We need to rebuild the benchmark reports so that the figure colors are right for the webpage.

  1. Check out the benchmarking system to some directory.
  2. Download massif.tar.gz and benchmark.db from the artifacts of the build server's [http://big.cc.gt.atl.ga.us:8080/job/benchmark%20-%20reports/ completed "benchmark - reports" job]
  3. Put benchmark.db in the reports/ folder, and unpack the .mout files from massif.tar.gz into reports/etc/
  4. Modify config.yaml; change chartColor to #000000, topChartColor to #000000, and textColor to #aaaaaa (the same color as the website text).
  5. Run 'make reports' from the base benchmark directory.
  6. Access the created file, reports/index.html, in a browser and take a look to make sure everything is okay.
  7. Save the old benchmark.html on www.mlpack.org to some different file (for reference).
  8. Copy index.html to www.mlpack.org:/var/www/www.mlpack.org/benchmark.html and all the support files too.
  9. Use vimdiff to copy changes from benchmark-old.html to benchmark.html. This should include loading another css stylesheet, adding the header and navigation menu to the top of the page, and removing the top graph (because it might be confusing to users who aren't sure what it means).
  10. Change the version in the phrase "This page contains benchmarks for the various algorithms implemented in mlpack x.y.z."

Other notes

You can check which files have a license like this:

for i in `find src/ -iname '*.[hc]pp'`; do echo -n $i": "; cat $i | grep 'mlpack is free software;' | wc -l; done | grep -v ': 1' | grep -v 'arma_extend' | grep -v 'boost_backport' | grep -v 'arma_config.hpp' | grep -v 'gitversion.hpp'

You can get a list of all commits to master (doesn't print merge histories) like this:

# The first commit is the first commit since the last release.
git log --first-parent master --oneline ac73c69^..master

Then you can get the name of a branch to find its history:

# Get the name of the branch:
git show-branch | grep -A 2 'term to search for'

Or you can get the list of commits on Github.

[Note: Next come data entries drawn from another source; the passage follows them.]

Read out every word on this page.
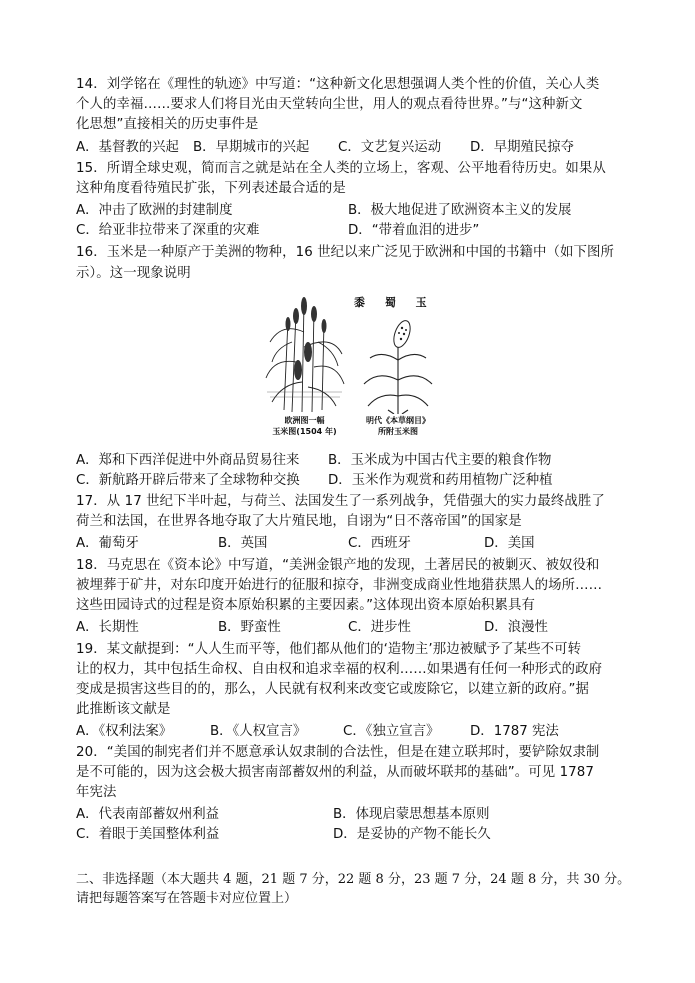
14．刘学铭在《理性的轨迹》中写道：“这种新文化思想强调人类个性的价值，关心人类
个人的幸福……要求人们将目光由天堂转向尘世，用人的观点看待世界。”与“这种新文
化思想”直接相关的历史事件是
A．基督教的兴起 B．早期城市的兴起 C．文艺复兴运动 D．早期殖民掠夺
15．所谓全球史观，简而言之就是站在全人类的立场上，客观、公平地看待历史。如果从
这种角度看待殖民扩张，下列表述最合适的是
A．冲击了欧洲的封建制度	B．极大地促进了欧洲资本主义的发展
C．给亚非拉带来了深重的灾难	D．“带着血泪的进步”
16．玉米是一种原产于美洲的物种，16 世纪以来广泛见于欧洲和中国的书籍中（如下图所
示）。这一现象说明
欧洲图一幅
玉米图(1504 年)
黍 蜀 玉
明代《本草纲目》
所附玉米图
A．郑和下西洋促进中外商品贸易往来 B．玉米成为中国古代主要的粮食作物
C．新航路开辟后带来了全球物种交换 D．玉米作为观赏和药用植物广泛种植
17．从 17 世纪下半叶起，与荷兰、法国发生了一系列战争，凭借强大的实力最终战胜了
荷兰和法国，在世界各地夺取了大片殖民地，自诩为“日不落帝国”的国家是
A．葡萄牙	B．英国	C．西班牙	D．美国
18．马克思在《资本论》中写道，“美洲金银产地的发现，土著居民的被剿灭、被奴役和
被埋葬于矿井，对东印度开始进行的征服和掠夺，非洲变成商业性地猎获黑人的场所……
这些田园诗式的过程是资本原始积累的主要因素。”这体现出资本原始积累具有
A．长期性	B．野蛮性	C．进步性	D．浪漫性
19．某文献提到：“人人生而平等，他们都从他们的‘造物主’那边被赋予了某些不可转
让的权力，其中包括生命权、自由权和追求幸福的权利……如果遇有任何一种形式的政府
变成是损害这些目的的，那么，人民就有权利来改变它或废除它，以建立新的政府。”据
此推断该文献是
A．《权利法案》	B．《人权宣言》	C．《独立宣言》 D．1787 宪法
20．“美国的制宪者们并不愿意承认奴隶制的合法性，但是在建立联邦时，要铲除奴隶制
是不可能的，因为这会极大损害南部蓄奴州的利益，从而破坏联邦的基础”。可见 1787
年宪法
A．代表南部蓄奴州利益	B．体现启蒙思想基本原则
C．着眼于美国整体利益	D．是妥协的产物不能长久
二、非选择题（本大题共 4 题，21 题 7 分，22 题 8 分，23 题 7 分，24 题 8 分，共 30 分。
请把每题答案写在答题卡对应位置上）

In either case, then you can get a list of what to cherry-pick with (assuming branch commit master~136^2 or similar):

git log --reverse --first-parent master~136^2 --oneline master~136^2~10..master~136^2

(where only 10 commits are shown here; you need to get the exact number from the PR or by inspecting the history) and then it is easy to take this and pipe the commits to git cherry-pick.